Zombie Panic in Wonderland is presented as a naughty take on various American fairy tales, namely The Wizard of Oz and Snow White and the Seven Dwarves. Scented dwarves have attracted hordes of "amorous" zombies, and it's up to the young hero, Momotaro, to help his friends save Wonderland. The tale is told by way of a smattering of comic-book-style still art, and the entire presentation reeks of pre-pubescent sexual fantasy. The story is ridiculous, with a few parts stupid, but it's impossible to deny the game's charm and appeal.
Cutscenes and silliness aside, Zombie Panic is an easy-to-pick-up-and-play, third-person shooter. You won't be moving freely through the environments - it's not even on-rails - you simply move your character from side to side (á la Space Invaders), shooting the undead menace and laying waste to everything and anything around you.
Without a doubt, the developers seem to have been inspired by 2008's Zombie BBQ for the Nintendo DS. You've got all flavors of zombies, from ghouls who rise up next to you in an attempt to rob you of your brains, to skull-lobbing skeletons and blubbering fatties who charge toward you from afar. There's a lot of action to keep up with, and each zombie has a specific weak spot you'll need to target.

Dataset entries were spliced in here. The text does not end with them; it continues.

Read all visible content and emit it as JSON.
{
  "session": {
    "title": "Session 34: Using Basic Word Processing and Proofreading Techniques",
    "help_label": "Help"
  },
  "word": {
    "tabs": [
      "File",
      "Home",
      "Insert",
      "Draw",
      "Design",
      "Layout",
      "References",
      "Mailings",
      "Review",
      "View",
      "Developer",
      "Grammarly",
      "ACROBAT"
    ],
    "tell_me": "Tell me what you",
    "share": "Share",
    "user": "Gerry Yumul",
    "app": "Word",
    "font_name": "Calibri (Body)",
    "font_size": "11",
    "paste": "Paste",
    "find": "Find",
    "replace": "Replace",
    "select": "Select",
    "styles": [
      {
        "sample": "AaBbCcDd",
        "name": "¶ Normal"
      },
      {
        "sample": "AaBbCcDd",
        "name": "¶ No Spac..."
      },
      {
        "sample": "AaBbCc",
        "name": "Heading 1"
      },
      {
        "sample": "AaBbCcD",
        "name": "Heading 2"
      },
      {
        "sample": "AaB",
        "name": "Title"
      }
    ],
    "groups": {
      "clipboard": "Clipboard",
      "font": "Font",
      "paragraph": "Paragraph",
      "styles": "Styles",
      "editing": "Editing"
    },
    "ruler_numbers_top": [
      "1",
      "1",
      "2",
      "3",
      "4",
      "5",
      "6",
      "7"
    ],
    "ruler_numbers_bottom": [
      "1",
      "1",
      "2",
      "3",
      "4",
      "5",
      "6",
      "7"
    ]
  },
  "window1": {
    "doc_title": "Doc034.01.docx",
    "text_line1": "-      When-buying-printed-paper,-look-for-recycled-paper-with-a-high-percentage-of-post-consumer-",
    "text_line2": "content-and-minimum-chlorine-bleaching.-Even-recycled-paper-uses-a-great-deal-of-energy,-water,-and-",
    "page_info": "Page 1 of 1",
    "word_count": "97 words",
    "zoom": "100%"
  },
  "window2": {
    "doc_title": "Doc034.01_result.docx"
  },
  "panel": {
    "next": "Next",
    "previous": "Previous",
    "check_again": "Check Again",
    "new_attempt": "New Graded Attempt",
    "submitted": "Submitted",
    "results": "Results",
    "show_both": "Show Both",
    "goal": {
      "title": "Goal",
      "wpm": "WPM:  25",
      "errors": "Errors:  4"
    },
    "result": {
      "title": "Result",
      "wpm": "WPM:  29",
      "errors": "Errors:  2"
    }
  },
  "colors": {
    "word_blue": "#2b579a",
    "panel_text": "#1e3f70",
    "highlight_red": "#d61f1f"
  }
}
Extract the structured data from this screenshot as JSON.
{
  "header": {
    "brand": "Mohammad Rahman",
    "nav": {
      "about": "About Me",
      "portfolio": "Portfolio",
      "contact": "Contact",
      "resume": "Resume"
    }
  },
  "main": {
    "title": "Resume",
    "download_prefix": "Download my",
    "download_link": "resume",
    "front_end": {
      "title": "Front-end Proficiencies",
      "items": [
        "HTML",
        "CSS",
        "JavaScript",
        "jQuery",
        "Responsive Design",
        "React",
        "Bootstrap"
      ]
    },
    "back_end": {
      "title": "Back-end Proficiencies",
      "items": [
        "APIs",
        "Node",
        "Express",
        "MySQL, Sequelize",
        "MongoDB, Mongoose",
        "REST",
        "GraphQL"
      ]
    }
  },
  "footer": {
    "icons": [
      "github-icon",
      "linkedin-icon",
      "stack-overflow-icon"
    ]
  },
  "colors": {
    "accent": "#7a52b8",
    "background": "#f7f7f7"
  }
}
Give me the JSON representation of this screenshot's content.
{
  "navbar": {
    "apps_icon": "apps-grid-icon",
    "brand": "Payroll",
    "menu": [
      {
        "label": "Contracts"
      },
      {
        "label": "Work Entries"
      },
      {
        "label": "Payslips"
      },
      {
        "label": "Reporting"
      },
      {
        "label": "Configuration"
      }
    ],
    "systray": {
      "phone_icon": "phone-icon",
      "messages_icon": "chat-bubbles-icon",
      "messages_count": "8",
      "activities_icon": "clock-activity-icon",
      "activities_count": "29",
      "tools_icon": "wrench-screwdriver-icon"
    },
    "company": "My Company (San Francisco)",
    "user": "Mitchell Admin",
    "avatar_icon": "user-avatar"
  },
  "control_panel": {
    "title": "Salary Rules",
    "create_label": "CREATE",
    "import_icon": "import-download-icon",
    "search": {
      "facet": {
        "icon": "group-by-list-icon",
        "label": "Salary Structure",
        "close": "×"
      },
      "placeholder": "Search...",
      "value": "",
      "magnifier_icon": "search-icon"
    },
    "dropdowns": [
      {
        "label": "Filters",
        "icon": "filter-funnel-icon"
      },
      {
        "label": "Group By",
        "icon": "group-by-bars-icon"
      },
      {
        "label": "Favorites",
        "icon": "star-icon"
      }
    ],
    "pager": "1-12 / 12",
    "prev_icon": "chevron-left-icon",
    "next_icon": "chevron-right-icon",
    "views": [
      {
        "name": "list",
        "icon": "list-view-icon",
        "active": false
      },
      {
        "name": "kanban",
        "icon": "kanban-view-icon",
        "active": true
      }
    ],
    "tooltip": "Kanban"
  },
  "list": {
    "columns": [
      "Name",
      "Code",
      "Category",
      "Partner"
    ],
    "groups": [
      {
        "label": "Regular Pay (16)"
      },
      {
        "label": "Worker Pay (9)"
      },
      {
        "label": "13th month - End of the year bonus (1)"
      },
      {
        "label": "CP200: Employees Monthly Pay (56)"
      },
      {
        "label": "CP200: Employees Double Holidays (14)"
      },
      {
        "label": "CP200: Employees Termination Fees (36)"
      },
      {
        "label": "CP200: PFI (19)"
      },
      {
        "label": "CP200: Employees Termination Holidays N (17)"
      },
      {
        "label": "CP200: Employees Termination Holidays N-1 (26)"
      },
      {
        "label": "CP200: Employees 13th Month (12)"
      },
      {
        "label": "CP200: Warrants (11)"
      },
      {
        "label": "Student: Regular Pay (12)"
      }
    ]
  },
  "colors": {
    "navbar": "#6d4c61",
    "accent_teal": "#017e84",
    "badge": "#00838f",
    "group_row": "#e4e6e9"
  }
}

The game is broken up into short levels that require you to "clean up" a certain amount of zombies in the area; once your clean-up gauge is full, you'll move on to the next level. Both the story mode and arcade run you through the same levels, though in arcade you can select individual levels for a quick session of zombie destruction. There's also an online leaderboard where you can view and upload high scores.
Though Momotaro is presented as a sort of ninja-come-lately, guns are the business of Zombie Panic in Wonderland. The default machine gun has infinite ammo, and there's also a heavy machine gun, flame thrower, and grenades, all of which require refilling from power-ups dropped randomly by defeated zombies.
The controls are mapped smartly and feel pretty good, considering the gameplay on offer here. You'll be using both the Wii Remote and Nunchuk, and the pointer functionality for aiming is precise and fluid. Movement of your character is mapped to the analog stick; you can dodge incoming attacks by pressing the Z button, change weapons on the fly with the C button, fire with B, and lob grenades with the A button - no waggling required.
Zombie Panic in Wonderland can be a fun, mindless shooter, and it has plenty of great, little touches of silliness and sexuality. Destroying environments is somewhat satisfying, but for the most part, gameplay comes down to a simple a matter of holding down the B button whilst staying clear of incoming projectiles. The game's a one-trick pony, and after just a few minutes of play, the shooting starts to get old.
The only real respite you'll get from repetition comes from the small handful of boss encounters sprinkled throughout the game. Though they're not all winners, some of the boss fights are surprisingly entertaining for a downloadable adventure. Most bosses offer a fun, multi-tiered challenge, but the difficulty of the game's latter levels feels a bit arbitrary and unfair.